The dynamic between the two as the cameras roll is spellbinding, their exchanges as white-knuckling as any of the confrontations in the ring Howard choreographed for Cinderella Man. A first-rate cast of secondary players only adds to the depth and richness of the drama. Kevin Bacon is superb as the ex-president’s righthand man, former Marine Jack Brennan; and so are Toby Jones in the role of his agent, Swifty Lazar, and Kate Jennings Grant as stalwart Nixon press assistant Diane Sawyer. Given Sawyer’s place in TV journalism today, it’s intriguing to watch her send death rays in Frost’s direction.

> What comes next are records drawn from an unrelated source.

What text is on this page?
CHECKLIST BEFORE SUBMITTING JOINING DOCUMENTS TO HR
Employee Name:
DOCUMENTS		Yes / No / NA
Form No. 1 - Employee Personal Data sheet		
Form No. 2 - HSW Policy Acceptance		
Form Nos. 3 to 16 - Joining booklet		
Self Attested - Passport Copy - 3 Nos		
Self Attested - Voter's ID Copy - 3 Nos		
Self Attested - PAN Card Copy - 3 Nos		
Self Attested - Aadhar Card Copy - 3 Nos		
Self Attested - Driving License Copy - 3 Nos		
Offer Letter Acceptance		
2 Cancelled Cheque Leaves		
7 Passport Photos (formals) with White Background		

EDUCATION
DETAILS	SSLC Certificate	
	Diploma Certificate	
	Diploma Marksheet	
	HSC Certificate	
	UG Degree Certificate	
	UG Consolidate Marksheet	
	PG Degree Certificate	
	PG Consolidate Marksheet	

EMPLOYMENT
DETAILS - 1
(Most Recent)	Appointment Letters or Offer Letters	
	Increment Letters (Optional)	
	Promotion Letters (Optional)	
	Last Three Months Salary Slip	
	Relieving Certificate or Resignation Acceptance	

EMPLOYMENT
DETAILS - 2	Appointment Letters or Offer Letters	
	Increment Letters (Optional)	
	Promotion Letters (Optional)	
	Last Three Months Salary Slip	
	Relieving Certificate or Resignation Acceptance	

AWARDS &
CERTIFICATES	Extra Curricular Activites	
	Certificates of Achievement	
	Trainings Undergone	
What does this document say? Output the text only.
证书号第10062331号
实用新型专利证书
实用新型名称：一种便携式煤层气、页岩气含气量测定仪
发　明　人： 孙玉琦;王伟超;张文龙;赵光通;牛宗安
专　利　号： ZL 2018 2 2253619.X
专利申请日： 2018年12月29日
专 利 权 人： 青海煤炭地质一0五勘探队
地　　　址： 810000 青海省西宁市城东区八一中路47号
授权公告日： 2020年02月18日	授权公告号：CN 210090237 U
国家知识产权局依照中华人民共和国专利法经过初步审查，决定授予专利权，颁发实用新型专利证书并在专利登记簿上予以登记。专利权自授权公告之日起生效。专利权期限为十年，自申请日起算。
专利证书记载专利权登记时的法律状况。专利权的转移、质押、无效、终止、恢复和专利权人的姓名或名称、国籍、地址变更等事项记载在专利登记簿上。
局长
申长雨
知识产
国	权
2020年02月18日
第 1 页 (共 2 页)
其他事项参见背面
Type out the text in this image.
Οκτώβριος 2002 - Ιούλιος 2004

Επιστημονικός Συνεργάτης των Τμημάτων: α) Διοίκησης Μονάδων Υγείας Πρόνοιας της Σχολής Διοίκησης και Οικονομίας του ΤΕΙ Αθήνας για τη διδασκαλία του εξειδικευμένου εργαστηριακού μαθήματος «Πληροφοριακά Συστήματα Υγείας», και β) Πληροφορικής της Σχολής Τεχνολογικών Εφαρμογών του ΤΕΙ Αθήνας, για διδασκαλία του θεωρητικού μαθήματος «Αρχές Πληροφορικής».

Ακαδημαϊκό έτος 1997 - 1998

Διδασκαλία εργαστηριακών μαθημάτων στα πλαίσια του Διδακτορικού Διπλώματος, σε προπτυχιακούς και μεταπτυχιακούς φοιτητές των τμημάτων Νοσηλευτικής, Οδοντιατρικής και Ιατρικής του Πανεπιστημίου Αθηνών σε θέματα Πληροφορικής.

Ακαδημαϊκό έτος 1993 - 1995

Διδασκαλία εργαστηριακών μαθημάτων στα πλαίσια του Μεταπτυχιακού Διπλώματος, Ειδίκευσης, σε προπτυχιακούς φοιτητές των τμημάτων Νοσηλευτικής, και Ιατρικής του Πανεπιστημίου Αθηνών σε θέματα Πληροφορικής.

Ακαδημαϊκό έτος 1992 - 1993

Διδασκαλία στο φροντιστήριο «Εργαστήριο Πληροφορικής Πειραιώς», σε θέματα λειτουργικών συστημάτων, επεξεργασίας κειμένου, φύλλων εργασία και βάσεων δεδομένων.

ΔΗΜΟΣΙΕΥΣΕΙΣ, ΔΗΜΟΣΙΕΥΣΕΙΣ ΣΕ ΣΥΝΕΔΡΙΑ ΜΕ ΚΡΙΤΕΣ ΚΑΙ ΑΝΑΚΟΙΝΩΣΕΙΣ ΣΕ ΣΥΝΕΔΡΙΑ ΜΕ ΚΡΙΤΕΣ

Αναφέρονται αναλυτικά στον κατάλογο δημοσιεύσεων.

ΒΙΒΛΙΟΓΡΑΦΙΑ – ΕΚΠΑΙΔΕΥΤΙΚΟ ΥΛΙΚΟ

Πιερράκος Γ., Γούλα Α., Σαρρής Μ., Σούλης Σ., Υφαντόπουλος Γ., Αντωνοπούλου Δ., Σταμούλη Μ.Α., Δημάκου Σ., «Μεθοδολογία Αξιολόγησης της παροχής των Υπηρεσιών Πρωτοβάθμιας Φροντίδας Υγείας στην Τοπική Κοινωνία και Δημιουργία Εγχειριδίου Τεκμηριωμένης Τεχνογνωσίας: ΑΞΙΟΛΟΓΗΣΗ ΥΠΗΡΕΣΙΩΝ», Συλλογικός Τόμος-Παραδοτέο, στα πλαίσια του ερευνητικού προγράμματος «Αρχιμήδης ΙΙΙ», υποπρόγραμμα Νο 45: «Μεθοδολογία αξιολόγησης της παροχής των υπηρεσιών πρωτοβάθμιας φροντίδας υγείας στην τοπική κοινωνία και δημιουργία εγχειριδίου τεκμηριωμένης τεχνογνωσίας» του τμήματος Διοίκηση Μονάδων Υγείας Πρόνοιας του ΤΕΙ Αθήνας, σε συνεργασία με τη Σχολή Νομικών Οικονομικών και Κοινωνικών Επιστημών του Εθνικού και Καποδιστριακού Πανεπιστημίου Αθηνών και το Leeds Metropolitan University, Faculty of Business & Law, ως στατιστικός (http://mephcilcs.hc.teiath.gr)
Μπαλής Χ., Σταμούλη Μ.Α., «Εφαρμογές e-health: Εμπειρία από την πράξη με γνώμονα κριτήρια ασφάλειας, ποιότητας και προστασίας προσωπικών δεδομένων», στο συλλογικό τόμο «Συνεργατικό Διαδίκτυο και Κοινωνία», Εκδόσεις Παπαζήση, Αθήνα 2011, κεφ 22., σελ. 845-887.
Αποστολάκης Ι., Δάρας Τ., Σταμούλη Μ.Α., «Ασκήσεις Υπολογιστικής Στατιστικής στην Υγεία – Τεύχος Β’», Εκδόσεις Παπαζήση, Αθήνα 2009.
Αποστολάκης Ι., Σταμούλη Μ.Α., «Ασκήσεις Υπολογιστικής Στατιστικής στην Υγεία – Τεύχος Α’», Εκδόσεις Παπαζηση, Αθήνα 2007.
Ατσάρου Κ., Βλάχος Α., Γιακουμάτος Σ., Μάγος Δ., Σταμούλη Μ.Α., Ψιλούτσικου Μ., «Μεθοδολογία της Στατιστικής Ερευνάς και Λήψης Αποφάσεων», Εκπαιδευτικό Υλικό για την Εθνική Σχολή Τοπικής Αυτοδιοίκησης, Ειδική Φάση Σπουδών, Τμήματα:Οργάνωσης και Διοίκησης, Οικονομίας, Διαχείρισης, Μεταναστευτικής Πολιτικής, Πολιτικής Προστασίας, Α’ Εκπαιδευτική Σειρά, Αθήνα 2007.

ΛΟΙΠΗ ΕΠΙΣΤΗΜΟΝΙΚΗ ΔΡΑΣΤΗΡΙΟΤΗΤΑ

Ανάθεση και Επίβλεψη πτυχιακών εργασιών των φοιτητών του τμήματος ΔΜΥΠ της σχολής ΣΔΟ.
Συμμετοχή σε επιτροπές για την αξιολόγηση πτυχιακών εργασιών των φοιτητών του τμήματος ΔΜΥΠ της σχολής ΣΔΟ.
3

On the other side, the always watchable Oliver Platt and Sam Rockwell play Bob Zelnick and James Reston, journalists who teamed up with Frost to unearth Watergate dirt that would catch their interview subject off guard and, in Reston’s words, “give Richard Nixon the trial he never had.” They’re like a latter-day Woodward and Bernstein.

He’s never mentioned by name, naturally, but the specter of another disgraced commander in chief makes a cameo appearance. Howard reminds us of history’s tendency to repeat itself (if we let it) when he plays footage of civilian casualties inflicted during the invasion of Cambodia. Frost reminds Nixon that “one of the principal justifications you gave for the incursion was the supposed existence of the headquarters of the entire communist military operation — which proved not to exist at all.” Sound familiar?

David Frost is still active. How cool would it be to see him sit across from Dubya one of these days and give him the trial he never had? That’s one sequel I’d give anything to see.